Microsoft’s Super Bowl message: We’re an AI company now


Microsoft on Sunday is returning to the Super Bowl with a commercial for its AI-powered chatbot — a sign of the company’s determination to shed its image as a stodgy software maker and reorient its products around the promise of artificial intelligence.

The minute-long commercial, posted to YouTube on Thursday, depicts people using their mobile phones to access Copilot, the AI assistant Microsoft rolled out last year. The app is shown helping people to automate a variety of tasks, from generating snippets of computer code to creating digital art.

Microsoft’s Super Bowl spot, its first appearance in the game in four years, highlights the company’s efforts to reinvent itself as an AI-focused company. The tech giant has poured billions into developing its AI prowess, including investing $1 billion in OpenAI in 2019, and has integrated the technology into mainstay products like Microsoft Word, Excel and Azure.

Now, Microsoft wants consumers and businesses searching for a boost from AI-powered programs to turn to its services, rather than rivals such as Google, which on Thursday announced an upgrade to its competing AI program. 

For global tech companies, much is riding on who ultimately wins the AI race, Wedbush Securities Analyst Dan Ives told CBS MoneyWatch, with projections that the market could swell to $1.3 trillion by 2032. “This is no longer your grandfather’s Microsoft … and the Super Bowl is a unique time to further change perceptions,” he said.

Microsoft Game Day Commercial | Copilot: Your everyday AI companion by
Microsoft on

Advertisers are paying about $7 million for 30 seconds of airtime in this year’s game, with an expected audience that could swell to more than 100 million viewers. 

Microsoft wants viewers to know that its Copilot app is getting an upgrade “coincident with the launch of our Super Bowl ad,” including a “cleaner, sleeker look” and suggested prompts that could help people tap its AI capabilities, wrote Microsoft Consumer Chief Marketing officer Yusuf Mehdi in a blog post this week. 

Microsoft’s strategy so far is paying dividends. Its cloud-based revenue surged 24% to $33.7 billion in its most recent quarter, helped by the integration of AI into its Azure cloud computing service, for example. And investors are buying in — the company’s market valuation of $3.1 trillion now ranks it ahead of Apple as the world’s most valuable company.

The Super Bowl has become the most-watched primetime telecast in recent years, as viewing audiences have become more fragmented with the rise of streaming platforms and social media.

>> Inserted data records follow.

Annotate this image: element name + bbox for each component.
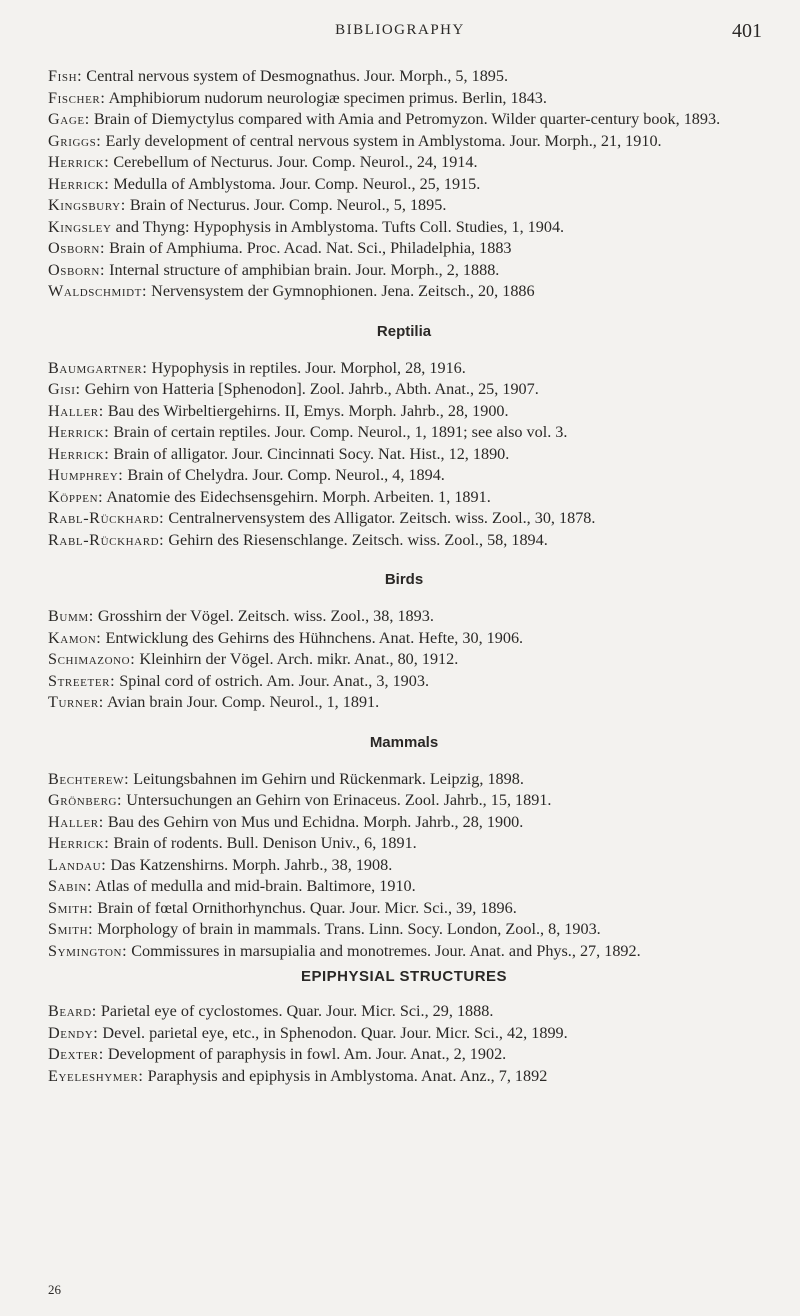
entry-citation: Brain of fœtal Ornithorhynchus. Quar. Jour. Micr. Sci., 39, 1896. bbox=[97, 898, 517, 917]
entry-author: Landau: bbox=[48, 855, 107, 874]
section-title: EPIPHYSIAL STRUCTURES bbox=[300, 968, 508, 985]
entry-author: Herrick: bbox=[48, 174, 110, 193]
bibliography-entry bbox=[48, 487, 760, 509]
bibliography-entry bbox=[48, 379, 760, 401]
bibliography-entry bbox=[48, 1066, 760, 1088]
entry-citation: Hypophysis in reptiles. Jour. Morphol, 28, 1916. bbox=[151, 358, 466, 377]
entry-citation: Parietal eye of cyclostomes. Quar. Jour. Micr. Sci., 29, 1888. bbox=[100, 1002, 494, 1020]
entry-citation: Cerebellum of Necturus. Jour. Comp. Neurol., 24, 1914. bbox=[113, 153, 478, 171]
entry-author: Symington: bbox=[48, 941, 128, 960]
bibliography-entry bbox=[48, 465, 760, 487]
entry-author: Waldschmidt: bbox=[48, 282, 148, 300]
entry-citation: Development of paraphysis in fowl. Am. Jour. Anat., 2, 1902. bbox=[107, 1045, 507, 1063]
entry-citation: Leitungsbahnen im Gehirn und Rückenmark. Leipzig, 1898. bbox=[133, 769, 524, 788]
entry-citation: Amphibiorum nudorum neurologiæ specimen primus. Berlin, 1843. bbox=[108, 88, 547, 107]
entry-author: Kingsbury: bbox=[48, 196, 126, 214]
entry-citation: Kleinhirn der Vögel. Arch. mikr. Anat., 80, 1912. bbox=[139, 650, 459, 668]
entry-author: Baumgartner: bbox=[48, 358, 148, 377]
bibliography-entry bbox=[48, 769, 760, 791]
entry-citation: Spinal cord of ostrich. Am. Jour. Anat., 3, 1903. bbox=[119, 671, 430, 690]
bibliography-entry bbox=[48, 833, 760, 855]
entry-citation: Untersuchungen an Gehirn von Erinaceus. Zool. Jahrb., 15, 1891. bbox=[126, 791, 552, 809]
entry-author: Streeter: bbox=[48, 671, 116, 690]
entry-citation: Devel. parietal eye, etc., in Sphenodon. Quar. Jour. Micr. Sci., 42, 1899. bbox=[102, 1023, 568, 1042]
bibliography-entry bbox=[48, 131, 760, 153]
bibliography-entry bbox=[48, 508, 760, 530]
bibliography-entry bbox=[48, 260, 760, 282]
page-number: 401 bbox=[732, 20, 762, 42]
entry-author: Dexter: bbox=[48, 1045, 104, 1063]
entry-citation: Brain of rodents. Bull. Denison Univ., 6, 1891. bbox=[113, 834, 417, 852]
bibliography-entry bbox=[48, 66, 760, 88]
entry-citation: Medulla of Amblystoma. Jour. Comp. Neurol., 25, 1915. bbox=[113, 174, 481, 193]
entry-author: Smith: bbox=[48, 920, 94, 938]
entry-citation: Centralnervensystem des Alligator. Zeitsch. wiss. Zool., 30, 1878. bbox=[168, 509, 596, 527]
entry-citation: Internal structure of amphibian brain. Jour. Morph., 2, 1888. bbox=[109, 260, 500, 279]
section-title: Mammals bbox=[369, 733, 439, 751]
entry-author: Humphrey: bbox=[48, 466, 124, 484]
bibliography-content bbox=[48, 66, 760, 1087]
section-title: Reptilia bbox=[376, 322, 432, 340]
bibliography-entry bbox=[48, 1023, 760, 1045]
entry-citation: Central nervous system of Desmognathus. Jour. Morph., 5, 1895. bbox=[86, 67, 509, 85]
entry-author: Herrick: bbox=[48, 834, 110, 852]
bibliography-entry bbox=[48, 919, 760, 941]
entry-author: Haller: bbox=[48, 812, 104, 831]
bibliography-entry bbox=[48, 217, 760, 239]
entry-author: Schimazono: bbox=[48, 650, 136, 668]
entry-citation: Brain of certain reptiles. Jour. Comp. Neurol., 1, 1891; see also vol. 3. bbox=[113, 423, 568, 441]
entry-citation: and Thyng: Hypophysis in Amblystoma. Tufts Coll. Studies, 1, 1904. bbox=[115, 217, 565, 236]
bibliography-entry bbox=[48, 649, 760, 671]
bibliography-entry bbox=[48, 238, 760, 260]
entry-citation: Brain of Amphiuma. Proc. Acad. Nat. Sci., Philadelphia, 1883 bbox=[109, 239, 512, 257]
entry-author: Kingsley bbox=[48, 217, 112, 236]
entry-citation: Avian brain Jour. Comp. Neurol., 1, 1891. bbox=[107, 693, 380, 711]
entry-citation: Brain of Diemyctylus compared with Amia and Petromyzon. Wilder quarter-century book, 1893. bbox=[93, 110, 721, 128]
bibliography-entry bbox=[48, 692, 760, 714]
entry-author: Sabin: bbox=[48, 877, 92, 895]
entry-author: Eyeleshymer: bbox=[48, 1066, 144, 1085]
bibliography-entry bbox=[48, 530, 760, 552]
bibliography-entry bbox=[48, 606, 760, 628]
bibliography-entry bbox=[48, 671, 760, 693]
bibliography-entry bbox=[48, 812, 760, 834]
entry-author: Rabl-Rückhard: bbox=[48, 530, 165, 549]
entry-author: Osborn: bbox=[48, 260, 106, 279]
running-head: BIBLIOGRAPHY bbox=[335, 22, 465, 38]
entry-citation: Grosshirn der Vögel. Zeitsch. wiss. Zool., 38, 1893. bbox=[97, 607, 434, 625]
entry-author: Grönberg: bbox=[48, 791, 123, 809]
bibliography-entry bbox=[48, 358, 760, 380]
entry-author: Haller: bbox=[48, 401, 104, 420]
bibliography-entry bbox=[48, 628, 760, 650]
entry-citation: Gehirn von Hatteria [Sphenodon]. Zool. Jahrb., Abth. Anat., 25, 1907. bbox=[84, 380, 539, 398]
bibliography-entry bbox=[48, 898, 760, 920]
entry-citation: Bau des Wirbeltiergehirns. II, Emys. Morph. Jahrb., 28, 1900. bbox=[107, 401, 509, 420]
bibliography-entry bbox=[48, 401, 760, 423]
entry-citation: Commissures in marsupialia and monotremes. Jour. Anat. and Phys., 27, 1892. bbox=[131, 941, 641, 960]
entry-author: Gisi: bbox=[48, 380, 81, 398]
entry-author: Herrick: bbox=[48, 153, 110, 171]
entry-author: Gage: bbox=[48, 110, 90, 128]
entry-author: Fish: bbox=[48, 67, 83, 85]
bibliography-entry bbox=[48, 422, 760, 444]
entry-citation: Nervensystem der Gymnophionen. Jena. Zeitsch., 20, 1886 bbox=[151, 282, 535, 300]
bibliography-entry bbox=[48, 152, 760, 174]
entry-citation: Brain of Necturus. Jour. Comp. Neurol., 5, 1895. bbox=[129, 196, 447, 214]
bibliography-entry bbox=[48, 1001, 760, 1023]
entry-author: Herrick: bbox=[48, 444, 110, 463]
entry-citation: Gehirn des Riesenschlange. Zeitsch. wiss. Zool., 58, 1894. bbox=[168, 530, 548, 549]
bibliography-entry bbox=[48, 444, 760, 466]
bibliography-entry bbox=[48, 88, 760, 110]
entry-citation: Paraphysis and epiphysis in Amblystoma. Anat. Anz., 7, 1892 bbox=[147, 1066, 548, 1085]
entry-citation: Brain of Chelydra. Jour. Comp. Neurol., 4, 1894. bbox=[127, 466, 445, 484]
entry-author: Kamon: bbox=[48, 628, 102, 647]
entry-author: Griggs: bbox=[48, 131, 102, 150]
entry-citation: Entwicklung des Gehirns des Hühnchens. Anat. Hefte, 30, 1906. bbox=[105, 628, 524, 647]
entry-citation: Anatomie des Eidechsensgehirn. Morph. Arbeiten. 1, 1891. bbox=[106, 487, 491, 506]
bibliography-entry bbox=[48, 195, 760, 217]
entry-citation: Early development of central nervous system in Amblystoma. Jour. Morph., 21, 1910. bbox=[105, 131, 662, 150]
entry-author: Köppen: bbox=[48, 487, 104, 506]
entry-citation: Brain of alligator. Jour. Cincinnati Socy. Nat. Hist., 12, 1890. bbox=[113, 444, 510, 463]
entry-author: Dendy: bbox=[48, 1023, 99, 1042]
section-title: Birds bbox=[384, 571, 424, 588]
entry-author: Smith: bbox=[48, 898, 94, 917]
bibliography-entry bbox=[48, 281, 760, 303]
entry-citation: Bau des Gehirn von Mus und Echidna. Morph. Jahrb., 28, 1900. bbox=[107, 812, 524, 831]
entry-citation: Morphology of brain in mammals. Trans. Linn. Socy. London, Zool., 8, 1903. bbox=[97, 920, 601, 938]
bibliography-entry bbox=[48, 855, 760, 877]
entry-citation: Das Katzenshirns. Morph. Jahrb., 38, 1908. bbox=[110, 855, 393, 874]
bibliography-entry bbox=[48, 1044, 760, 1066]
entry-author: Fischer: bbox=[48, 88, 106, 107]
entry-citation: Atlas of medulla and mid-brain. Baltimore, 1910. bbox=[95, 877, 416, 895]
bibliography-entry bbox=[48, 941, 760, 963]
entry-author: Rabl-Rückhard: bbox=[48, 509, 165, 527]
entry-author: Bumm: bbox=[48, 607, 94, 625]
bibliography-entry bbox=[48, 174, 760, 196]
entry-author: Osborn: bbox=[48, 239, 106, 257]
bibliography-entry bbox=[48, 876, 760, 898]
entry-author: Bechterew: bbox=[48, 769, 130, 788]
page-header bbox=[0, 20, 800, 44]
bibliography-entry bbox=[48, 109, 760, 131]
entry-author: Herrick: bbox=[48, 423, 110, 441]
entry-author: Turner: bbox=[48, 693, 104, 711]
signature-mark: 26 bbox=[48, 1282, 61, 1297]
entry-author: Beard: bbox=[48, 1002, 97, 1020]
bibliography-entry bbox=[48, 790, 760, 812]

In 2023, the event attracted an audience of roughly 115 million viewers, or twice as many spectators as the second most-watched televised event that year, according to Variety’s primetime ranking. 

Behind the scenes of some upcoming Super Bowl ads


According to Ives, that unmatched exposure could help Microsoft maintain its lead over several big tech companies in an increasingly intense face to dominate the AI market.  

“It was a poker move for the ages with Microsoft getting ahead in AI … now others are chasing them,” Ives said. Microsoft “is in a Ferrari in the left lane going 100 miles an hour, while other competitors are in a minivan going 30 miles an hour.”